Voor het bouwen gelden de volgende regels:

  • a. het minimale percentage onbebouwde ruimte binnen het gehele bestemmingsvlak bedraagt 25;
  • b. de bebouwingsindex bedraagt maximaal 2,9.

3.2.3 Gebouwen

Voor het bouwen gelden de volgende regels:

  • a. de gebouwen dienen binnen het bouwvlak te worden gebouwd;
  • b. in afwijking van het bepaalde onder a mogen ondergeschikte delen van een bouwwerk, voor zover gelegen binnen het bestemmingsvlak, het bouwvlak overschrijden;
  • c. het bebouwingspercentage per bouwperceel mag 100 bedragen, tenzij door middel van een maatvoeringsaanduiding een ander maximum is aangegeven;
  • d. ter plaatse van de aanduiding "maximale bouwhoogte 2 m" en "maximale bouwhoogte 5 m" mag de bouwhoogte niet meer bedragen dan 2 m resp. 5 m;
  • e. ter plaatse van de aanduiding "onderdoorgang" mag de bouwhoogte niet meer bedragen dan 2 m;
  • f. ter plaatse van de overige gronden binnen het bouwvlak mag de bouwhoogte niet meer bedragen dan 20 m.

3.2.4 Bouwwerken van algemeen nut

Voor het bouwen gelden de volgende regels:

  • a. bouwwerken van algemeen nut mogen binnen het gehele bestemmingsvlak worden opgericht, met uitzondering van de gronden gelegen voor de (verlengde) voorgevelrooilijn;
  • b. de maximale hoogte van bouwwerken van algemeen nut bedraagt 3,5 m;
  • c. de maximale oppervlakte van bouwwerken van algemeen nut bedraagt 50 m².

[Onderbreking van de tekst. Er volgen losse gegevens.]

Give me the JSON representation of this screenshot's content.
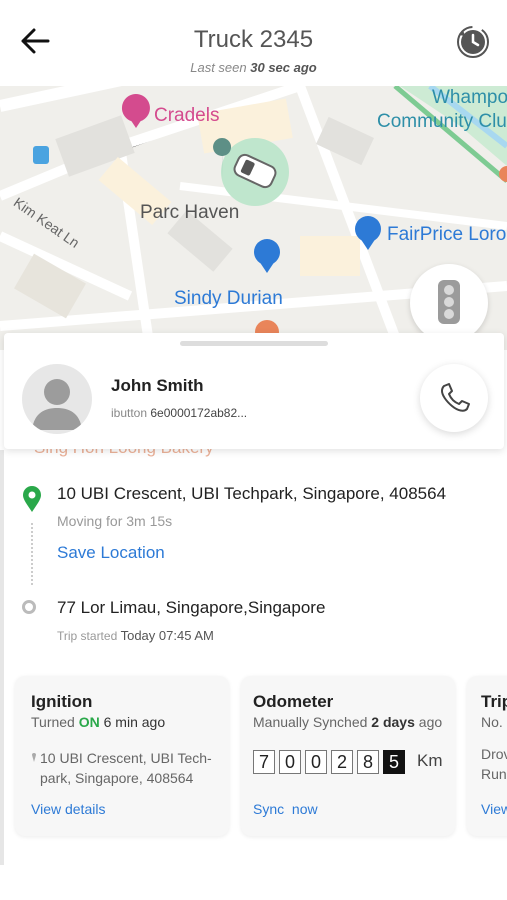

3.2.5 Bouwwerken, geen gebouwen zijnde en ondergronds bouwen

Voor het bouwen gelden de volgende regels:

  • a. de hoogte van erf- en terreinafscheidingen mag niet meer dan 2 m bedragen, met dien verstande dat de hoogte van erf- en terreinafscheidingen buiten het bouwvlak niet meer dan 1 m mag bedragen;
  • b. de hoogte van overige bouwwerken, geen gebouwen zijnde, mag in het bouwvlak niet meer dan 3 m en buiten het bouwvlak niet meer dan 1 m bedragen;
  • c. de gronden gelegen binnen de gebiedsaanduiding 'veiligheidszone-vervoer gevaarlijke stoffen' (maar buiten de gebiedsaanduiding 'vrijwaringszone-weg') mag een (fiets)brug worden gebouwd tot een hoogte van maximaal 5 m;
  • d. tenzij dit elders in de uitwerkingregels is uitgesloten, is ondergronds bouwen ten behoeve van parkeren, passages, bergingen en technische ruimtes binnen het bestemmingsvlak toegestaan met dien verstande dat:
    • 1. 100% van het bouwvlak mag worden aangewend voor ondergrondse bouwwerken;
    • 2. buiten het bouwvlak mag 10% worden worden aangewend voor ondergrondse bouwwerken;
    • 3. ondergrondse bouwwerken dienen te worden gebouwd onder het maaiveld en aan de straatzijde onder het straatpeil en mits dit niet leidt tot een onevenredige aantasting van:-het woon- en leefklimaat en de milieukwaliteit, de verkeers-, sociale-, brand. en externe veiligheid, de bebouwings- en gebruiksmogelijkheden van de aangrenzende gronden en bouwwerken, de waterhuishouding, natuurwaarden en de archeologische waarden.
3.3 Nadere eisen

Burgemeester en wethouders zijn bevoegd nadere eisen te stellen ten aanzien van:

  • a. de situering en afmeting van gebouwen, bouwwerken van algemeen nut en bouwwerken, geen gebouwen zijnde ten behoeve van:
    • 1. een samenhangende straat- en bebouwingsbeeld;
    • 2. de verkeersveiligheid;
    • 3. de sociale veiligheid;
    • 4. de brandveiligheid;
    • 5. de milieusituatie;
    • 6. de gebruiksmogelijkheden van aangrenzende gronden.
  • b. werken ten behoeve van nutsvoorzieningen (waaronder kabels en leidingen), verkeers- en vervoersvoorzieningen en groenvoorzieningen;
  • c. de vorm, afmetingen en plaatsing van de bebouwing boven een hoogte van 10 m boven het straatpeil in een strook ter diepte van 3 m achter de voorgevelrooilijn in verband met een goede ruimtelijke afstemming op het overwegend aanwezige straatbeeld;
  • d. de vorm, de afmetingen en de plaatsing van de derde bouwlaag boven een hoogte van 6 m boven het straatpeil indien de maximale hoogte niet meer bedraagt dan 10 m, zulks in verband met een goede ruimtelijke afstemming op het overwegend aanwezige straatbeeld;
  • e. maximale bouwdiepte voor ondergrondse bouwwerken.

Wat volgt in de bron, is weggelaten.